FACTORS CONTROLLING P MOBILITY IN NEARSHORE AQUIFERS: THE ROLE OF SEDIMENT TRAP AND CLIMATE CHANGE

Despite considerable efforts devoted to decreasing point-source phosphorus (P) inputs into surface waters (e.g. tributaries), eutrophication primarily due to excessive P loading remains a major issue for Great Lakes ecosystem. The role of groundwater in delivering nutrients to large inland lakes, such as the Great Lakes, is poorly understood and thus this pathway is typically overlooked. Quantifying P inputs from groundwater to the Great Lakes is complicated due to existence of the reaction zone near the groundwater-lake interface in the nearshore aquifer, which may modify the delivery of P to nearshore waters. Previous marine studies observed the existence of sediment trap mechanism (“iron curtain”) whereby Fe-oxides may trap P (via sorption or co-precipitation) preventing P discharge to surface waters. The occurrence of a similar sediment trap mechanism and its impact on P mobility along Great Lakes shorelines is unknown. The goal of this study is to identify the factors controlling P mobility in nearshore aquifers and potential P loads to coastal waters, and how this may change over time as the climate changes.

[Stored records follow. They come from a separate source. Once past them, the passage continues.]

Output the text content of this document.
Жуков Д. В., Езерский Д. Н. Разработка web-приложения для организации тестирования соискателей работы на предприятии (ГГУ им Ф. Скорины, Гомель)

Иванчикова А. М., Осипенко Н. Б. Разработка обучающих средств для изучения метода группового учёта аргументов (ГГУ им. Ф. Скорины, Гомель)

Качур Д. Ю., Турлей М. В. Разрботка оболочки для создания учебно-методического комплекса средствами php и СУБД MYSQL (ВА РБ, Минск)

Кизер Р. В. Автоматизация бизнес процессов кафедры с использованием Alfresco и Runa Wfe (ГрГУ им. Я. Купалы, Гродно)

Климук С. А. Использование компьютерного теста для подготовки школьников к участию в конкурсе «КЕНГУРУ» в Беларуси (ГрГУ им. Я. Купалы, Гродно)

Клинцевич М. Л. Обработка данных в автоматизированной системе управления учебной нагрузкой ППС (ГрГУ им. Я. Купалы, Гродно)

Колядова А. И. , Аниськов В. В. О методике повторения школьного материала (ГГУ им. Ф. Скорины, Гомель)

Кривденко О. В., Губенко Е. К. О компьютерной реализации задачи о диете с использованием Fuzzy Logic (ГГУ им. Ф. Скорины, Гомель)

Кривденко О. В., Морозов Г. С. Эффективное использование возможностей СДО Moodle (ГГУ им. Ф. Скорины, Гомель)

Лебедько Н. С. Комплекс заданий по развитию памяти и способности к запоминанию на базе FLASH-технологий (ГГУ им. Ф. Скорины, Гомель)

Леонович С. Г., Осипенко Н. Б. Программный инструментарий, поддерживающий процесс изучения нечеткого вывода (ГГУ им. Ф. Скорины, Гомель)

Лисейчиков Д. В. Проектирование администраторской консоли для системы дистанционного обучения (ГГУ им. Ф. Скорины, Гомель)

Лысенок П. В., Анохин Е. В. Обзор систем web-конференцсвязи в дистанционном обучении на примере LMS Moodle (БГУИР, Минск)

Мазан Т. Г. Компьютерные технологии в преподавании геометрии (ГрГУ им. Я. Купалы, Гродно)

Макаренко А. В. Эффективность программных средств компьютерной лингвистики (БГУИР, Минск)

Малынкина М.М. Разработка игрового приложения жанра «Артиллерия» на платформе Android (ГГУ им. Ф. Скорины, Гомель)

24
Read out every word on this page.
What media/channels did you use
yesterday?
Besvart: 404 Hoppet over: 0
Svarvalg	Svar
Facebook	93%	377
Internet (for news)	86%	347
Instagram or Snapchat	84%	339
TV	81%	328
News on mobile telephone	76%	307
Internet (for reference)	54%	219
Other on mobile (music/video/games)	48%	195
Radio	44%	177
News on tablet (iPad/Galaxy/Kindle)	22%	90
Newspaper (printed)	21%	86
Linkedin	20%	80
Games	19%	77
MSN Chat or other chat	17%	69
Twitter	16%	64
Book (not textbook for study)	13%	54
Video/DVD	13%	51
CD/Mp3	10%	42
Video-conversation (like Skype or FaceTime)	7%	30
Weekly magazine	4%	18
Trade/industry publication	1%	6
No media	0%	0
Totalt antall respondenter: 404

This study presents field data collected at seven beaches located along the shores of Lake Erie, Lake Huron and Lake Ontario, Canada. Elevated dissolved P (up to 100 µg/L) were observed below the groundwater-lake interface near the shoreline. In reduced nearshore aquifers, dissolved P found to be high (> 35 µg/L) due to release of P from Fe oxides at the redox boundary where more oxic surface water mixed with reduced groundwater. In more oxic nearshore aquifers, dissolved phase P was low but solid phase data indicate Fe oxide minerals act to trap the P in the nearshore aquifer. Overall the study findings demonstrate that nearshore aquifers function as a sediment trap that currently acting to decrease P loads to lakes. These sediment traps act as legacy source of P and may result in increased P loads to lakes in the future as the climate changes (e.g. more extreme lake water level changes, increase in storm surges and high waves, and increase in organic matter concentrations). The study findings are needed to inform long term water quality predictions and management focused on addressing P loading to lakes.